Opinion and Analysis
Review tax administration structures
The Kenya Revenue Authority (KRA) has made remarkable strides on its journey towards achieving its vision of being the leading revenue authority in the world respected for professionalism, integrity and fairness.
Majority of the efforts made by KRA have been effective despite minor setbacks that have affected implementation of key administrative policies.
KRA has implemented the segmentation of top taxpayers into large taxpayers and medium taxpayers. Large Taxpayers Office and Medium Taxpayers Office are currently overseeing the efficient compliance of taxpayers allocated to them.
However, these two stations operate from Nairobi despite some of its taxpayers operating from various counties of Kenya.
These taxpayers are yet to enjoy the fruits of their newly-accorded status. It is high time the authority reviewed its administrative structures to conform to the structures created by the new Constitution and aligned its activities in line with its provisions.
A number of objectives set out under KRA’s Revenue Administration Reforms and Modernisation Programme have been implemented. The SIMBA 2005 system has streamlined operations within the Customs Service Department.
Similarly, the introduction of an imports valuation database cargo tracking system and an electronic document exchange platform (ORBUS) are quite commendable.
Under the Road Transport Department, we are still waiting the launch of smart card driving licences to eliminate forged licences that have led to increased road accidents caused by unqualified drivers.
Tax professionals/ advisors are also looking forward to creation of data warehouses that maintain records of tax rulings from Local committee, Tax tribunals and the Courts.
Such information will enlighten taxpayers and ensure tax advisors are up-to-date with compliance regulations.
This will minimise the number of disputes that apart from wasting precious resources, destroys the relationship between KRA and taxpayers and increases evasion.
In last year’s budget, the government promised to undertake a comprehensive review of the tax system.
This started with the abolishing of the withholding VAT regime, which was one of the elements fueling the huge refunds owed to taxpayers. In addition, the government took the radical move of drafting a VAT Bill that proposed to significantly reduce incentives being enjoyed by prospective investors.
The VAT Bill has led to an uproar from various sectors of the economy over its proposed standard-rating of essential commodities.
Food, education, energy and tourism sectors are actively lobbying against sections of the Bill. It is important that as government aims at maximising revenue collection at least possible cost, it does not do this at the expense of the socio-economic well-being of Kenyans.

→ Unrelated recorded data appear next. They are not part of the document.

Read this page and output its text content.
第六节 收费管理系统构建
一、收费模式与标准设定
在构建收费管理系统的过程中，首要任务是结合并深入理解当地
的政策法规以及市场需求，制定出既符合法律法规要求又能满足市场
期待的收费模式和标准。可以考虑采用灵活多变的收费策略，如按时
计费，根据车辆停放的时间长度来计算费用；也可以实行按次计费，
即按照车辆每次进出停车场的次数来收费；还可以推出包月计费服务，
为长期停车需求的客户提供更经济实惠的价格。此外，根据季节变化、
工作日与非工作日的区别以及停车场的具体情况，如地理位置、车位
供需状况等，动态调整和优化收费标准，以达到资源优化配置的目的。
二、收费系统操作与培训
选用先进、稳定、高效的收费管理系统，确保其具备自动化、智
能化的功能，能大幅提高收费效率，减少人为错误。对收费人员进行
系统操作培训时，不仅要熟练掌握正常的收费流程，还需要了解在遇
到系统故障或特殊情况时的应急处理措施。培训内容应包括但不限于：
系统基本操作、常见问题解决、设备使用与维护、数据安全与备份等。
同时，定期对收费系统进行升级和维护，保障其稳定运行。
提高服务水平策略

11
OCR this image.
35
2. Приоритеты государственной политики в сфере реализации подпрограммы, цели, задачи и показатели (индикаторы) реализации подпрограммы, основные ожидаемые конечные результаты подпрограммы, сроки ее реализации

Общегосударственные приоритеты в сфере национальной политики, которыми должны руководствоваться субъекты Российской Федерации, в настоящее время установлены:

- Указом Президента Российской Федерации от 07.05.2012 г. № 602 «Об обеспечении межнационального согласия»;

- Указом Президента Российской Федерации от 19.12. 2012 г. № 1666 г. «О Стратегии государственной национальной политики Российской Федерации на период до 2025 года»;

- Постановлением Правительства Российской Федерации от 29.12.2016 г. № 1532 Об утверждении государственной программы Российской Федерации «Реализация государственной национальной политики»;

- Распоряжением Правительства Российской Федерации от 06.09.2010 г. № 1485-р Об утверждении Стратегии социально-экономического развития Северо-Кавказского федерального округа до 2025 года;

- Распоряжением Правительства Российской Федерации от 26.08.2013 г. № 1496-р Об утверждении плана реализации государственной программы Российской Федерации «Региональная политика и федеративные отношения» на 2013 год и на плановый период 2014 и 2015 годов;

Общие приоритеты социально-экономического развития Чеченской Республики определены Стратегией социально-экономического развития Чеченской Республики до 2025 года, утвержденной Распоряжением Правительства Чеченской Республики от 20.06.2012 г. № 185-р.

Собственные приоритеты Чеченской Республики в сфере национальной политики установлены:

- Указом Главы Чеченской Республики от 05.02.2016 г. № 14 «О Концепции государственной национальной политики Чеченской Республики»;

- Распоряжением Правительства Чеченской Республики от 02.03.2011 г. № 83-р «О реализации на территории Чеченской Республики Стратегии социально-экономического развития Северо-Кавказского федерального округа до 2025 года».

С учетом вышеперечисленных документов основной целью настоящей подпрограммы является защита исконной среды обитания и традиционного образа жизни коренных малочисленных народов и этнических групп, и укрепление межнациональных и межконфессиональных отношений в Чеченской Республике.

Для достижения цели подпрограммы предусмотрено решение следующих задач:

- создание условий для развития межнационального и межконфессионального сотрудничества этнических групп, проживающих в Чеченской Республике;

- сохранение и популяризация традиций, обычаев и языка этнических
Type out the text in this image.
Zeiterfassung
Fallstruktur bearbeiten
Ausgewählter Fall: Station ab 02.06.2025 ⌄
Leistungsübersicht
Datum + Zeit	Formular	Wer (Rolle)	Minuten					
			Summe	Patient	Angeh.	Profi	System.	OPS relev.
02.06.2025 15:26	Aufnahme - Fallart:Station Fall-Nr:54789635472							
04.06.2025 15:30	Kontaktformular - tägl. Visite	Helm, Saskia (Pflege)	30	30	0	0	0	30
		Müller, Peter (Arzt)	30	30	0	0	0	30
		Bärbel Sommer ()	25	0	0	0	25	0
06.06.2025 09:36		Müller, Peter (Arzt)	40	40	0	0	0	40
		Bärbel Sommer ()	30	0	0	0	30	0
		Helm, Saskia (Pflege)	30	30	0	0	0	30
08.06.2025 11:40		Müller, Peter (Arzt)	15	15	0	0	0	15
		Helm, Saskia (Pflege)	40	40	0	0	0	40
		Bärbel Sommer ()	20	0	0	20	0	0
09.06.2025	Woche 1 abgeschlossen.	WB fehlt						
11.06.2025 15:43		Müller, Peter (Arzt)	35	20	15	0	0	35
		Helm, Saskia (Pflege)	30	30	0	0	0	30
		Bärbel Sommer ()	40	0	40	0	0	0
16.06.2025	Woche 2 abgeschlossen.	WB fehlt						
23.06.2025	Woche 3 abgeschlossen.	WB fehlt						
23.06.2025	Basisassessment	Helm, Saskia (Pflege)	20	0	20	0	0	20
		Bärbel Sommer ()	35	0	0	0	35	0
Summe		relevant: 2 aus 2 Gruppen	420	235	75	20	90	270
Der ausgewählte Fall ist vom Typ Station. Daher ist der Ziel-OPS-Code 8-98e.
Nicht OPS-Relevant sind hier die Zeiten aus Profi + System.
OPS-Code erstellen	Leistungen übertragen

During its latest Taxpayers Week event, KRA announced a drop in reported corruption cases involving its staff from nine cases in 2006 to one case in 2011. This is an indication of effectiveness of its internal controls.
However, the recent move by government to declare tax compliance as a measure of a leader’s integrity has created room for a major corruption avenue.
KRA officers are always reluctant to speed up resolution of matters delaying issuance of a Tax Compliance Certificate. It is important that as election fever spreads, KRA puts in place measures that prevent its officers from getting compromised by aspiring leaders.
Finally, with the assurance from Government, communicated during signing of new performance contracts by KRA Board members, that funding to KRA will be increased in the next financial year to facilitate its operations, we expect to see expenditure on effective outreach programmes.
Mr Okumu is a Senior Tax Analyst – PKF Kenya.